The Greenwood party was attending an annual conference for the National Association of Business Economists. Greenwood chairs the association’s program board and is president of the firm.

Her husband Reed Greenwood, dean of the University of Arkansas’ College of Education, was at the investment firm this afternoon securing a charter flight to bring the party home as soon as the Federal Aviation Association lock down on flights is lifted.

He told the Northwest Arkansas Business Journal that his wife’s party was “shaken up, but safe.”

With Greenwood in New York were Michael Britt, son of former Tyson Foods Inc. chief financial officer Wayne Britt, and fellow financial adviser Tyler Fowlkes.

Two UA students and Greenwood & Associates interns, Jamie Stockton and Sam Terry, were also attending the conference. Reed Greenwood said the group was stranded in at least three different locations as late as mid-afternoon.

“They saw the second plane hit the Trade Center tower and heard people screaming and hitting the sidewalk as they jumped out of the building,” Reed Greenwood said.”… This is just unbelievable, unbelievable.”

Mary Ann Greenwood, Ph.D., CPA, is a UA alumna and a member of the New York Society of Security Analysts and the Association for Investment Management and Research.

She is currently staying with former Greenwood intern Nate Stinchcomb, who now lives in New York and was also attending the conference, until all of her party can be reunited.

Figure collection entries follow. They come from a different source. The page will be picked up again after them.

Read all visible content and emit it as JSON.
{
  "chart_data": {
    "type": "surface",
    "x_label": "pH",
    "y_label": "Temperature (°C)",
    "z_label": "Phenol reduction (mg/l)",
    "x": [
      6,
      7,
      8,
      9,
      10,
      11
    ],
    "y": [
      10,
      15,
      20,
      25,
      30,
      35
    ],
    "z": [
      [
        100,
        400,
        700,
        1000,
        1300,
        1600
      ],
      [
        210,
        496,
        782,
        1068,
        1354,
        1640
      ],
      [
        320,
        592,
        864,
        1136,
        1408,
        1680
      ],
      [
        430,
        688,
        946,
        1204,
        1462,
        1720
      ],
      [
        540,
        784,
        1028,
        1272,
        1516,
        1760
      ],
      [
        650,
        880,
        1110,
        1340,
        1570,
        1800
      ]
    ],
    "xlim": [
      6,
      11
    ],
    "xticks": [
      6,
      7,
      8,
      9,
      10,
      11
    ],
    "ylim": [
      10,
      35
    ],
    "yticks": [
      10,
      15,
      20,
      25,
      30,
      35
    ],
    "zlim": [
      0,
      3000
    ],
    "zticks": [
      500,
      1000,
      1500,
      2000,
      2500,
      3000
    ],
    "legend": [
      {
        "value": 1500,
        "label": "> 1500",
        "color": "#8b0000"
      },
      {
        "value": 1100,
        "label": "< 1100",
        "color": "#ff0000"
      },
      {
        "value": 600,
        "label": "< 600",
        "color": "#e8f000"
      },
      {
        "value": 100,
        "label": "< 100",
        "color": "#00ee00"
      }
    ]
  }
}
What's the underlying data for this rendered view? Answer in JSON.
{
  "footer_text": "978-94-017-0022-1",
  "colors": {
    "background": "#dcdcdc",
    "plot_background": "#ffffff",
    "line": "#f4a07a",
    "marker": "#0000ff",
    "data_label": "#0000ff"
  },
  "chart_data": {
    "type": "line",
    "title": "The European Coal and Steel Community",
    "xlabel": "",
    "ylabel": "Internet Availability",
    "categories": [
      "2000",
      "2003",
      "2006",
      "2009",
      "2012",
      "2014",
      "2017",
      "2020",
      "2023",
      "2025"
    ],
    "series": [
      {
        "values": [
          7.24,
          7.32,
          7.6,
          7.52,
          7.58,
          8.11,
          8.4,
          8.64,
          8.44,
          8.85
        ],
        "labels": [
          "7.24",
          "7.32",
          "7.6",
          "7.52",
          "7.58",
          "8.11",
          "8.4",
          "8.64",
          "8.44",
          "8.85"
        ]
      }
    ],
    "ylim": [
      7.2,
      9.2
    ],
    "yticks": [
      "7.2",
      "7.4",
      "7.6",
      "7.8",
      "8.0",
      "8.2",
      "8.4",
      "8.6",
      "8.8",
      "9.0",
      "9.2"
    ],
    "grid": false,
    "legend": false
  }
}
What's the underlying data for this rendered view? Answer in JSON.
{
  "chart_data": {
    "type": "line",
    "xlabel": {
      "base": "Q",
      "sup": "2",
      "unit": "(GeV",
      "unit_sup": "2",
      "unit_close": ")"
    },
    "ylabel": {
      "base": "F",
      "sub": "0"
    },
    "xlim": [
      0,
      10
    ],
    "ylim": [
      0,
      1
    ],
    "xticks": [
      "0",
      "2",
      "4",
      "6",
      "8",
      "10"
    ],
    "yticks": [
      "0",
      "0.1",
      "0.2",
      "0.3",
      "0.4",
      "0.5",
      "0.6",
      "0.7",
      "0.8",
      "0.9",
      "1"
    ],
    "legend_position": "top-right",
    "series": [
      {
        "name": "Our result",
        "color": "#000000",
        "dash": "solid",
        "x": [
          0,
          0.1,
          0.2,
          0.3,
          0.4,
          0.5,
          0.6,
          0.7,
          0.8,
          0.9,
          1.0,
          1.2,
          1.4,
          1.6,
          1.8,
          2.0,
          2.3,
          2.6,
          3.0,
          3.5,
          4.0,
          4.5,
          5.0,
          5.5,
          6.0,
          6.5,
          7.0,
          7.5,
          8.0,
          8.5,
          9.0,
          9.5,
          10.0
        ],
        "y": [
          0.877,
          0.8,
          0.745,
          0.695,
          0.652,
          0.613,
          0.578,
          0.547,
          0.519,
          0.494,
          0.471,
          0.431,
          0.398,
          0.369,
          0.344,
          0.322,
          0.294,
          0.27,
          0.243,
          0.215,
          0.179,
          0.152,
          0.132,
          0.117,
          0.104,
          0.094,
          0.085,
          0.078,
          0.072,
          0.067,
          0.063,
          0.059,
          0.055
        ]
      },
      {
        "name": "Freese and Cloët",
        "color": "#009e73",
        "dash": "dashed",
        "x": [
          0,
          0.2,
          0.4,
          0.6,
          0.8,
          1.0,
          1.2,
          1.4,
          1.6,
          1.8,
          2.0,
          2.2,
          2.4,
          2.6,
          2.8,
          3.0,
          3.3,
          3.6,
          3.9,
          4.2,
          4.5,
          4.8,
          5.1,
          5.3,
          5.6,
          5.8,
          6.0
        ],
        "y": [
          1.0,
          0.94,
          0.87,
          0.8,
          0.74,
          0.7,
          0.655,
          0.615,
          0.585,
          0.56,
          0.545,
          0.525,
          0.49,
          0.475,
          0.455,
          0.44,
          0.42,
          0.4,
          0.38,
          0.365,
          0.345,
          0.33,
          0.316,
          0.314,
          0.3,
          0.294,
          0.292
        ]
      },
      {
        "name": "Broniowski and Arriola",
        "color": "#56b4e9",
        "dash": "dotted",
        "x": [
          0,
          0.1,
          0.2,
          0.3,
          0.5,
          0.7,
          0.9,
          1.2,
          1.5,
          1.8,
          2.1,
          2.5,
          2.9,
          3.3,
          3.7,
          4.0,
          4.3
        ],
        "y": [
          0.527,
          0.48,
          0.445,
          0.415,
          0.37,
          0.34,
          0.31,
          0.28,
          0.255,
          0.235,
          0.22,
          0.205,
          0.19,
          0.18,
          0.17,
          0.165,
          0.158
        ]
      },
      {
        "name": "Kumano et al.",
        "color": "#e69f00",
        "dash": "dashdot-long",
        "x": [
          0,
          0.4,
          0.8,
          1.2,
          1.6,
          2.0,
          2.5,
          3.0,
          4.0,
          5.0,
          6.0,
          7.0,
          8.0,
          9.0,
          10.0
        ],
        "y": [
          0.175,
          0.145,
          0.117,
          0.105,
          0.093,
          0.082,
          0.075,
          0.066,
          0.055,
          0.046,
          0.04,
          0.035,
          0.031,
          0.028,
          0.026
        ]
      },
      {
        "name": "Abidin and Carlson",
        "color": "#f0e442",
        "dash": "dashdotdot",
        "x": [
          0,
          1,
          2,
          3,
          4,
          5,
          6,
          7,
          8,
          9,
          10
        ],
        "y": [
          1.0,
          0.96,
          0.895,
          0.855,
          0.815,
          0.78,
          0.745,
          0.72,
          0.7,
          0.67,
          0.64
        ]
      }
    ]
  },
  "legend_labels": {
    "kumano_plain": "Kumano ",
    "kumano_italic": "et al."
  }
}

Mary Ann Greenwood had flown to New York on Sunday. Her husband said she stayed Saturday night to attend the Razorbacks’ football game with the University of Tennessee at Reynolds Stadium before heading to the conference.

None of the party had sustained injuries, Reed Greenwood said. He was in communication with his wife several times throughout the day and said that she was “upset but thankful to be OK.”